[Verse 1: Jon Connor]

If I don't make it to where I was tryin' to lead you

Just know I did it for one reason that was for the people

I'm from a city where we seldom ever got our moment

That's why no matter how hard the rode was I kept on goin'

Always kept high spirits even when I was at my lowest

I could break down at any second but I never showed it

I'm doin' interviews smilin' so you would never know it

Rebuild myself everytime I felt like my spirit's broken

My cousin Jack had me goin' cuz he believed in me

I never knew that at 16 he'd be leavin' me

Still it don't make sense, I often ask why The Creator take him

Last conversation we had I told him that I would make it

My cousin's death would drive me inside it became my fire

I rather die tryin' then in his eyes become a liar

So to the haters they say they hope I would quit with rap

That'll never happen unless you can bring my cousin back


[Hook x2: Jon Connor]

And when I'm gone, just carry on, don't mourn

Rejoice every time you hear the sound of my voice

Just know that I'm looking down on you smiling

And I didn't feel a thing, so baby don't feel no pain

Just smile back


[Verse 2: Jon Connor]

What you see is rapper, but yet and still I'm a person

They treat me like I'm in-human so I put my hurt in these verses

I'm pursuin' my passion so I just stay to myself

So if I fail to succeed ain't no one to blame but myself

The greed of humans is a motherfuckin' shame in itself

I pay homage, get sued, cuz people just want fame for they self

I'm tryin' to change the world, they tryin' to get some change for they self

But hate drives me so I'd like tell 'em thanks for the help

I've never glorified the killin' that goes on where I'm from

This shit hurt, I still got scars from dyin' so young

Y'all want me to spit hate like I'm happy you ride with that gun

When I done see so many niggas die you fuckin' sound dumb

Now let me ask a question homie, what make you a real nigga?

Cuz ya boy started some shit and you went and got killed with him?
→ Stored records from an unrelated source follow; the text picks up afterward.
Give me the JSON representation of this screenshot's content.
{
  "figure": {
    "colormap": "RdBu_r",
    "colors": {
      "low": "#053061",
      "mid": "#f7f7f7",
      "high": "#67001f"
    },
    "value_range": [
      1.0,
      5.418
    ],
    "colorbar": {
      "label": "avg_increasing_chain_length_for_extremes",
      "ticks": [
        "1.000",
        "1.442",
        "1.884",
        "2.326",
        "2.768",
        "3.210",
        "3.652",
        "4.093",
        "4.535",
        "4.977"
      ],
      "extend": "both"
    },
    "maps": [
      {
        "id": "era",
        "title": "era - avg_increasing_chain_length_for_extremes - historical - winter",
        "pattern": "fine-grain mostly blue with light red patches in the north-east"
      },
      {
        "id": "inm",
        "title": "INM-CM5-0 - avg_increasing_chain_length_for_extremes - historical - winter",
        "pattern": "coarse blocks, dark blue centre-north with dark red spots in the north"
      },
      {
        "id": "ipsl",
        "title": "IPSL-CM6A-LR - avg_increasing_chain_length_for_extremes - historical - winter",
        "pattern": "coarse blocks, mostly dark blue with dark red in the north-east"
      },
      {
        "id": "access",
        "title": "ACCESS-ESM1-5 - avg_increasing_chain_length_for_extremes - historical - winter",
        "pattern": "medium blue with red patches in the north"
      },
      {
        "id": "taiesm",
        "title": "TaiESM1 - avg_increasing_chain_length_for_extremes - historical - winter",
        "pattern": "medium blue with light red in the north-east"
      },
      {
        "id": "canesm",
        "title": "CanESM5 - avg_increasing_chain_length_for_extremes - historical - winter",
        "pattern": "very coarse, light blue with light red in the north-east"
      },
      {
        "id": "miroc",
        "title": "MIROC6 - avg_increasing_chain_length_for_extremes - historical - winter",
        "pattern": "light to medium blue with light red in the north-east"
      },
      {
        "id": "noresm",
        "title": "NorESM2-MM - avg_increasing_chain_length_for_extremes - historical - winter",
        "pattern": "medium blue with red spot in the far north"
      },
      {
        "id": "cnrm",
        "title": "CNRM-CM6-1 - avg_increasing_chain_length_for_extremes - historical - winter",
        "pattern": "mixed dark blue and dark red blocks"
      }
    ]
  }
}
Y'all can keep it, fuck ya street cred cuz I don't need it

Cuz y'all don't appreciate life until you lyin' there bleedin' so uh

[Hook x2: Jon Connor


[Verse 3: Jon Connor]

They envy my position, not knowin' the cost

These magazines ain't no consolation for all the people I lost

See I'm in double XL, but James ain't here to read it

Now I'm on MTV News and my cousin ain't here to see it

Switch positions with me, I trade positions with you

Love what I do but this shit done turned to a catch 22

Cuz if I quit it still don't mean that all my hurtin'll stop

I keep goin' I'm driftin' further from the people I got

I'm in this game and I can't lose, I got my back on the wall

Studio - my phone ringin' I can't answer the call

I be needin' someone to listen, stressed and I need to talk

Then when they call I can't pick up cuz I'm recordin' this song

Ain't it ironic? Go psychotic, this shit ain't what it seem

Reach out for help and all they say is "Boy you livin' ya dream"

But they don't prepare you for the repercussions takin' this path

I'm on a plane every week, still can't escape from my past

And I ain't never weak, I ain't allowed to be

When I envision my Granny sayin' she proud of me

You hear my hunger them thoughts is what bring that out of me

And I hear James in my ear wake me up out my sleep

When I awake it's reality that they still gone

The people's rapper cuz y'all the reason I'm still goin'

When y'all reach out and show love and tell me I kill songs

I feel the spirit of my lost ones suddenly I feel strong

Suddenly I feel like I remember the reason

My words is touchin' somebody now, who really need it?